Auch Professor Matthias Gouthier vom Lehrstuhl für Dienstleistungsmarketing an der European Business School stellt fest: „Es ist eine starke Unzufriedenheit mit Customer Relationship Management da. Wir müssen die emotionale Ebene integrieren. Es geht nicht um die Zufriedenheit, sondern um die Begeisterung. Wir müssen den Kunden etwas mehr anbieten, als sie erwarten. Über Zufriedenheit alleine erzeugen wir keine Loyalität mehr.“ Tatsächlich hat sich die Idee des Customer Relationship Managements (CRM) bereits vor zehn Jahren einem ähnlichen Ziel verschrieben. Große Softwarehäuser wie Oracle oder IBM entwickelten mehr oder weniger proprietäre Lösungen zur internen Datenaggregation.
„Der Unterschied zwischen CEM und CRM liegt einerseits in der Datenqualität.
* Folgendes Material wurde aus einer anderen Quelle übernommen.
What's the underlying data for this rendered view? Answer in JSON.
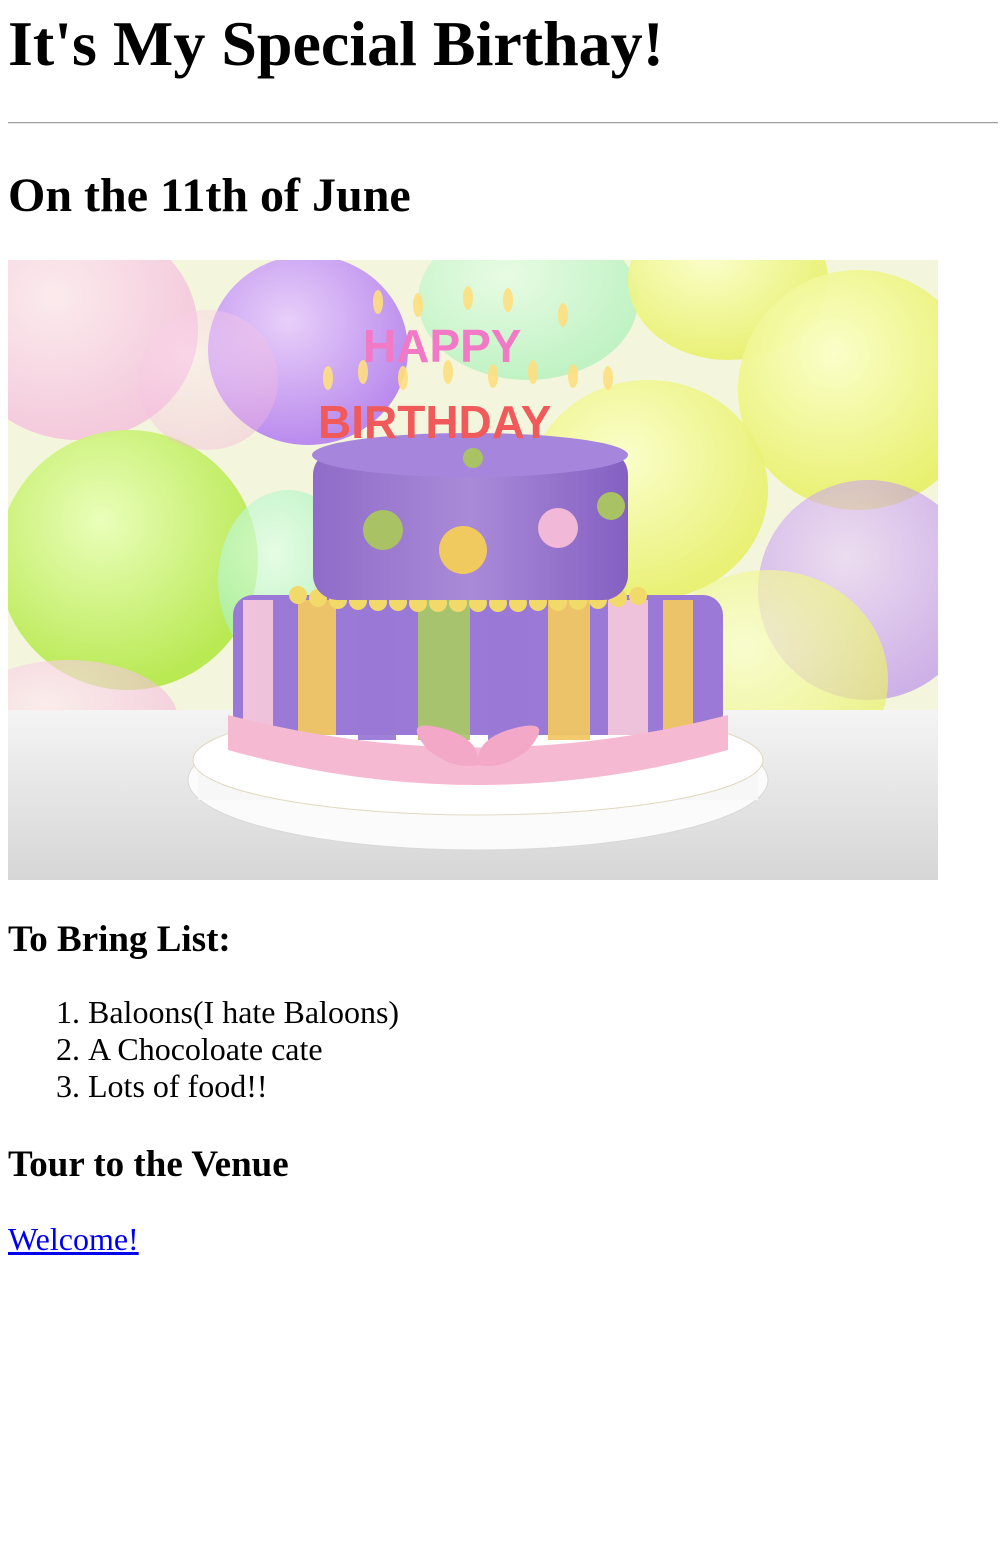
{
  "page": {
    "title": "It's My Special Birthay!",
    "date_heading": "On the 11th of June"
  },
  "image": {
    "alt": "birthday-cake-image",
    "candle_letters_top": "HAPPY",
    "candle_letters_bottom": "BIRTHDAY"
  },
  "bring_list": {
    "heading": "To Bring List:",
    "items": [
      "Baloons(I hate Baloons)",
      "A Chocoloate cate",
      "Lots of food!!"
    ]
  },
  "venue": {
    "heading": "Tour to the Venue",
    "link_label": "Welcome!"
  },
  "colors": {
    "link": "#0000ee",
    "rule": "#a0a0a0"
  }
}
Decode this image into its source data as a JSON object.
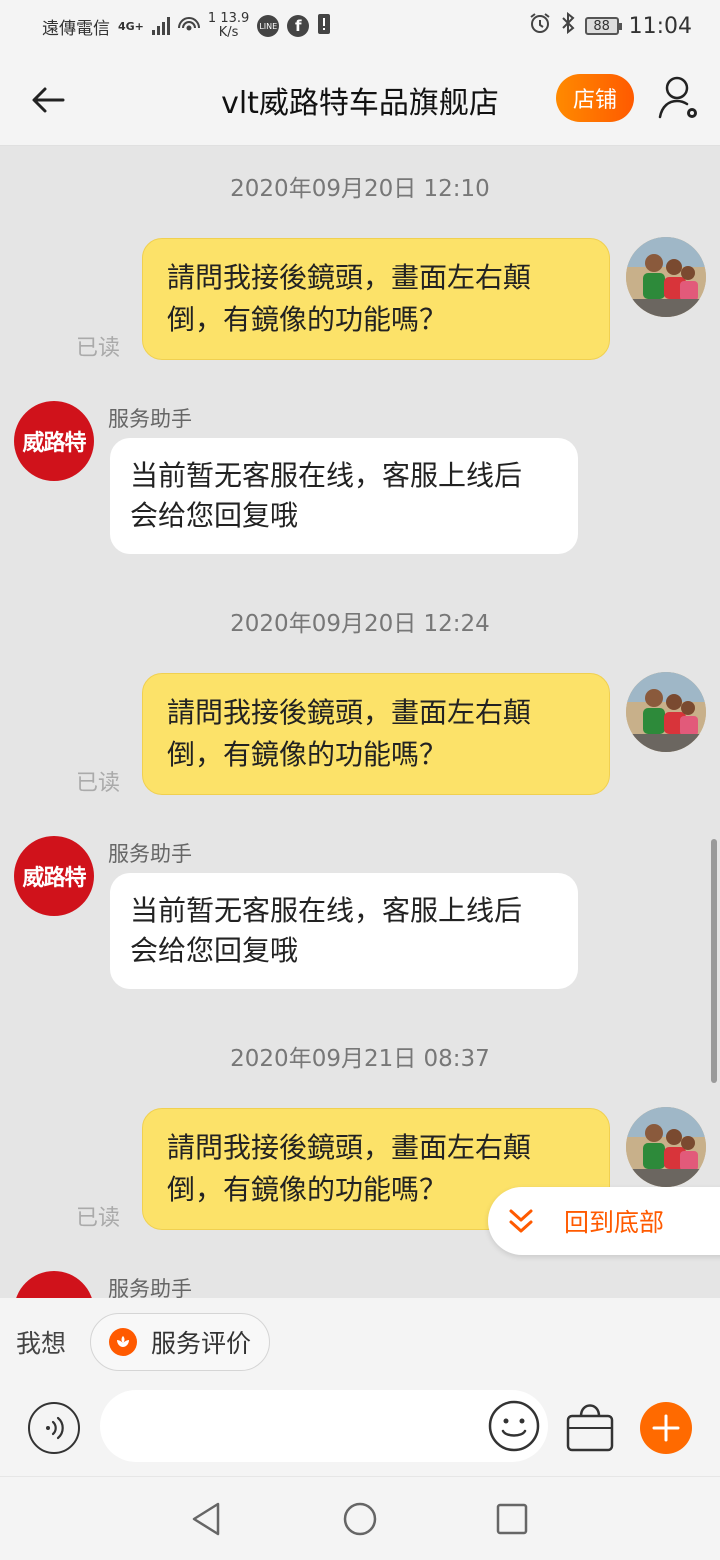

Wir können heute auch qualitatives Feedback, also Kritik oder Lob, erheben und vor allem bei Kritik eine aktive Kontaktaufnahme zum Kunden auslösen“, erläutert Gianforte. „Andererseits macht das SaaSModell(Software as a Service, Anm. d. R.) den Einstieg in das Thema viel einfacher und preiswerter.“
Die Studie von Sapient und OC&C bescheinigt Ernsting’s Family die höchste Weiterempfehlungswahrscheinlichkeit.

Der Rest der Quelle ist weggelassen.